Sie werden sich hier höchstens zusammentun wie ein jagendes Pärchen.
Damit folgen sie ihrem Instinkt, der ihnen sagt, dass sie zusammenhalten müssen. Diesem Instinkt gehorchen sie.
Und deshalb liegen sie diese Nacht zusammen im Bett und schenken sich Zärtlichkeiten.
Das ist es, nicht mehr und nicht weniger.
Liebe kann es nicht sein.
3
Als die Herde nur noch eine Meile von den Verladecorrals des Bahnhofs entfernt ist, reitet Vance Kellog – der Herdenboss – ein Stück voraus.
Bei den Corrals trifft er auf eine Gruppe von Männern, die sich wie seriöse Geschäftsleute gekleidet haben, aber allesamt hartgesottene und skrupellose Blutsauger sind. Als Vance Kellog sein staubiges Pferd von ihnen verhält, hebt einer der Männer die Hand und tritt einen Schritt vor.
»Sind Sie der Herdenboss?« So fragt er.
»Mein Name ist Vance Kellog. Ja, ich bin der Herdenboss. Und wer sind Sie?«
»Mein Name ist Daniels, Herb Daniels. Wir alle sind Viehaufkäufer für unsere Auftraggeber im Osten. Die Gentlemen haben mich zum Sprecher gewählt. Denn wir haben beschlossen, uns nicht gegenseitig zu überbieten, sondern Ihre Herde unter uns aufzuteilen. Es wird unter uns also keinen Konkurrenzkampf geben, Mister Kellog. Wir sind bereit, zehn Dollar für jedes Tier zu zahlen. Und zwanzig Dollar für jedes Pferd Ihrer großen Remuda. Wenn Sie unser Angebot nicht annehmen, müssen Sie weiter nach Norden bis Dodge City oder Abilene treiben.«
Vance Kellog ist ein hagerer, sehniger, fast weißblonder Texaner mit leuchtend blauen Augen.

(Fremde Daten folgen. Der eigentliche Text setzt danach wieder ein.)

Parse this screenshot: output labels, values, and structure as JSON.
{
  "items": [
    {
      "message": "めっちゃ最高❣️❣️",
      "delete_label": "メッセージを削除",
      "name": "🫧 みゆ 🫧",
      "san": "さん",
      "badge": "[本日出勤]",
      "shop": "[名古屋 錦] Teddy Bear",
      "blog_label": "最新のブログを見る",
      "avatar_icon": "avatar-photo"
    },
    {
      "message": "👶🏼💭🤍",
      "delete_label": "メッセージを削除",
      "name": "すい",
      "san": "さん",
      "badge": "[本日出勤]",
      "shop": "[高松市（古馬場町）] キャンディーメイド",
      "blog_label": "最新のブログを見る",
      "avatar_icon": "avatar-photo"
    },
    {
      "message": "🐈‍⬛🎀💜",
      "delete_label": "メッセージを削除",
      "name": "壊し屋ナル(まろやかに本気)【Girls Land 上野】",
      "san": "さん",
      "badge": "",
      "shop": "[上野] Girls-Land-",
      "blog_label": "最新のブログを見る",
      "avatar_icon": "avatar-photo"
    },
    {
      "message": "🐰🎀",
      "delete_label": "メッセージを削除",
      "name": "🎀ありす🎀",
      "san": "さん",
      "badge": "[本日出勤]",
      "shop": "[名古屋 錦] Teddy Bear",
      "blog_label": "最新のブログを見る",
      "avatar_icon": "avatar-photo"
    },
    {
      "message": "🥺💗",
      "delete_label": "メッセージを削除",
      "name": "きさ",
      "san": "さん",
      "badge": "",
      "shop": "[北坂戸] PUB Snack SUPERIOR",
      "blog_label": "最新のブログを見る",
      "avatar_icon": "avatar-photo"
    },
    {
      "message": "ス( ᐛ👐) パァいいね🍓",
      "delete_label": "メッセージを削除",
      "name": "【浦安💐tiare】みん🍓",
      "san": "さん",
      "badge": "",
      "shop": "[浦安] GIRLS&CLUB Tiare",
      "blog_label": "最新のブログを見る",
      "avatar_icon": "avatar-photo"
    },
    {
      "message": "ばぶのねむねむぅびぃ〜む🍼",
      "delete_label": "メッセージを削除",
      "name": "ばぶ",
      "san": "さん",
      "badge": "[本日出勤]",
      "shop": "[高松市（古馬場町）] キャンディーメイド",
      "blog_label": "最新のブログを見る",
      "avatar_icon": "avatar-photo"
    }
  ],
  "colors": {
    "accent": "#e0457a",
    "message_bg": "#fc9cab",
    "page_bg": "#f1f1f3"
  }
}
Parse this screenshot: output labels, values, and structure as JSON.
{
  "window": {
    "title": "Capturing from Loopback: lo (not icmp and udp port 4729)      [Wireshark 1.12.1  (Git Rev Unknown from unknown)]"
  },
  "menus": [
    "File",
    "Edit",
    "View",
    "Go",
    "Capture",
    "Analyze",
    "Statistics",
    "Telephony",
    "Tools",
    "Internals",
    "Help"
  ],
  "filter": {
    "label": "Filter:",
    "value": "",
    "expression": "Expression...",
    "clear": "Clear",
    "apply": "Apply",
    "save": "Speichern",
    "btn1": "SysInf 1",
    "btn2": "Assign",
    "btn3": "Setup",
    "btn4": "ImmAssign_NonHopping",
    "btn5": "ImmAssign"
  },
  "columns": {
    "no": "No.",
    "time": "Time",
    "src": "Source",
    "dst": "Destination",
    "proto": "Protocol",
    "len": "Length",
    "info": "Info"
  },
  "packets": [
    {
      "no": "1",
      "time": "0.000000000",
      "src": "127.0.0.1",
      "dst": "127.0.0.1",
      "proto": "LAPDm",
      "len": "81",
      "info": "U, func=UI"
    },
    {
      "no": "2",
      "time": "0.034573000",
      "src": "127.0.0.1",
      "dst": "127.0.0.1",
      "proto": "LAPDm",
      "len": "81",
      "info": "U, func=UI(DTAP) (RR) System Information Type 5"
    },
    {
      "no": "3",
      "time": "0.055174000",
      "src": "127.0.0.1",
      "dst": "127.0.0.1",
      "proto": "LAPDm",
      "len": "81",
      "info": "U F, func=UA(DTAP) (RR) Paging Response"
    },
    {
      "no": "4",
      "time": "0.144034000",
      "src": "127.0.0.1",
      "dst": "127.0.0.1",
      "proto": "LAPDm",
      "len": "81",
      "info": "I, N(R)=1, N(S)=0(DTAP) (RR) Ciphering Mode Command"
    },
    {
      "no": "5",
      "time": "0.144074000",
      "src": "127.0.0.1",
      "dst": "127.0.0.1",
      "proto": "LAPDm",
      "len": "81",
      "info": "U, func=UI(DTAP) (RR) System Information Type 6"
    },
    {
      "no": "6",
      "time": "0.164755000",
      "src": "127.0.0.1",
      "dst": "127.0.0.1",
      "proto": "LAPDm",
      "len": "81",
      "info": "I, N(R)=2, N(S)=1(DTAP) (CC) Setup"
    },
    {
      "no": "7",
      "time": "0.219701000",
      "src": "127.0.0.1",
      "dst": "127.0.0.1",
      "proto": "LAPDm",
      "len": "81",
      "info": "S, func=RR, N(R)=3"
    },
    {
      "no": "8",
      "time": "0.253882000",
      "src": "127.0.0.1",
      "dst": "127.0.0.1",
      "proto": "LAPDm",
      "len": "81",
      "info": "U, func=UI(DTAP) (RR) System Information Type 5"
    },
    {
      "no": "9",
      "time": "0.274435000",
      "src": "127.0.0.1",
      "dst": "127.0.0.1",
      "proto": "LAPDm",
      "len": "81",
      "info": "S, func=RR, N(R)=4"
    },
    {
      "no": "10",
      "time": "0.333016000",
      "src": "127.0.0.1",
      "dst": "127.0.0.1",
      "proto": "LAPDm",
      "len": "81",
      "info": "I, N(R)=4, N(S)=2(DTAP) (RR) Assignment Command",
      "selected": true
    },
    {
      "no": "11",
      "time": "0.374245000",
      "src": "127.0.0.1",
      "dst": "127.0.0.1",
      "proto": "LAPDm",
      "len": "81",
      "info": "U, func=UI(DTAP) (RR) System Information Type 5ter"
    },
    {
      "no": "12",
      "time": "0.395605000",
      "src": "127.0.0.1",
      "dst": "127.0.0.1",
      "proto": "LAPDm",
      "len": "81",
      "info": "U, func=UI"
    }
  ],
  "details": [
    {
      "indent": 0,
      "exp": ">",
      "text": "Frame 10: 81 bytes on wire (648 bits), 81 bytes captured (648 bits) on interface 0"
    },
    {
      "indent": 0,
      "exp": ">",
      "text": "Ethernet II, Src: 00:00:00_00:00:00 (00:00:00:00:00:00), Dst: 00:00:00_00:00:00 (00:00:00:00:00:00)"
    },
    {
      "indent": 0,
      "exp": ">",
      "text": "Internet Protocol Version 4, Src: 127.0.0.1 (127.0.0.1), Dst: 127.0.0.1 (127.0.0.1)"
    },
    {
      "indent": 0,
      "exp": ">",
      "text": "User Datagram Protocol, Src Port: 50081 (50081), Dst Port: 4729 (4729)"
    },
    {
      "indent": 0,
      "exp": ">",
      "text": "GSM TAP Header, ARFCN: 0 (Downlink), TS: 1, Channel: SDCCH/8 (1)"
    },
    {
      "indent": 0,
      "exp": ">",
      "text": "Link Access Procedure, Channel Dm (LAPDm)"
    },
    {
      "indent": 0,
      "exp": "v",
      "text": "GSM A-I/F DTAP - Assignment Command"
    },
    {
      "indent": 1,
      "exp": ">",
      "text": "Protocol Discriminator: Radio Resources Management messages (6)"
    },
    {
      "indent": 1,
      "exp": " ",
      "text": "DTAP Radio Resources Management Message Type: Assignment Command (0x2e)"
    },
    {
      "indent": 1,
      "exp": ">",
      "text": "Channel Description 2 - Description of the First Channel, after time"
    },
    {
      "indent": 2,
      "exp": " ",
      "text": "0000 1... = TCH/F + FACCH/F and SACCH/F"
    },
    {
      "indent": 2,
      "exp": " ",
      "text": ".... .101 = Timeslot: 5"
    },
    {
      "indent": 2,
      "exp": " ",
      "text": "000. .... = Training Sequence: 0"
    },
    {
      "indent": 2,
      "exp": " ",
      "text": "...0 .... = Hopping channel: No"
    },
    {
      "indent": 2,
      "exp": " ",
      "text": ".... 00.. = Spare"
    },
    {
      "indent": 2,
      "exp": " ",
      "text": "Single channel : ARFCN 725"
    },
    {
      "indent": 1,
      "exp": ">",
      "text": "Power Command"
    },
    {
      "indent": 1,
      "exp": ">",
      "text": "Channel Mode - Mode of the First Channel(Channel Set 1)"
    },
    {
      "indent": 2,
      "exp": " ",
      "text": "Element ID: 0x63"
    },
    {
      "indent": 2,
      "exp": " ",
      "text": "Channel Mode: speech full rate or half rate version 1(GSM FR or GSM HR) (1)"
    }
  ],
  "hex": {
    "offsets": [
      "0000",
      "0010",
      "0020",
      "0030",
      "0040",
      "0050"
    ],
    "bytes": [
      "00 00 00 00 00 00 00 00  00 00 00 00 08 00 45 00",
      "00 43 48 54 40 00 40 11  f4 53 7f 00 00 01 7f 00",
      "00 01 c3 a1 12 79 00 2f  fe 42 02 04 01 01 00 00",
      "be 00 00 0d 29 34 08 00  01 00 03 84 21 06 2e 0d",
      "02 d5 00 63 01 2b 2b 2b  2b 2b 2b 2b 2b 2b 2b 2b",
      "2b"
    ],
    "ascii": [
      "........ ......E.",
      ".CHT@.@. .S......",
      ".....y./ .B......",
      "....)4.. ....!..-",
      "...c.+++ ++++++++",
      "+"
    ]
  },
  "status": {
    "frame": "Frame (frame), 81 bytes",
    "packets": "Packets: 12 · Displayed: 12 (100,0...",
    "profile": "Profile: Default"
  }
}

In seinem Gesicht sind einige Narben.
Und dieses Männergesicht verzieht sich nicht, zeigt keine Regung, gar nichts. Nur seine leuchtenden blauen Augen funkeln amüsiert.
»Na gut, Gentlemen«, spricht er vom Pferd herunter, »dann treibe ich eben weiter nach Dodge City. Wir sind schon vier Monate unterwegs. Da kommt es auf eine Woche mehr auch nicht an. Es hat mich gefreut, Sie kennengelernt zu haben, Gentlemen.«
Er zieht sein Pferd herum und reitet den Weg zurück, den er gekommen ist.
Die Gruppe der Viehaufkäufer sieht ihm stumm nach.
»Der blufft doch nur«, grollt eine Stimme.
»Sicher, der blufft und will, dass wir ihn zurückrufen«, sagt eine andere.
Aber ein dritter Mann spricht bedächtig: »Wahrscheinlich nicht, Leute. Der Bursche ist ein hartgebrannter Texaner, ein Herdenboss. Der musste schon zu oft Farbe bekennen und hat sich deshalb das Bluffen abgewöhnen müssen. Der zieht mit seinen gehörnten Biestern an Longhorn City vorbei. Und wenn wir das zulassen, bekommen wir Ärger mit Mister McCafferty und all den anderen Geschäftsleuten dieser Stadt. Die warten darauf, dass die Kuhtreiber unser Geld bei ihnen ausgeben.«
Der Mann steckt nach diesen Worten zwei Finger in den Mund und stößt einen lauten Pfiff aus.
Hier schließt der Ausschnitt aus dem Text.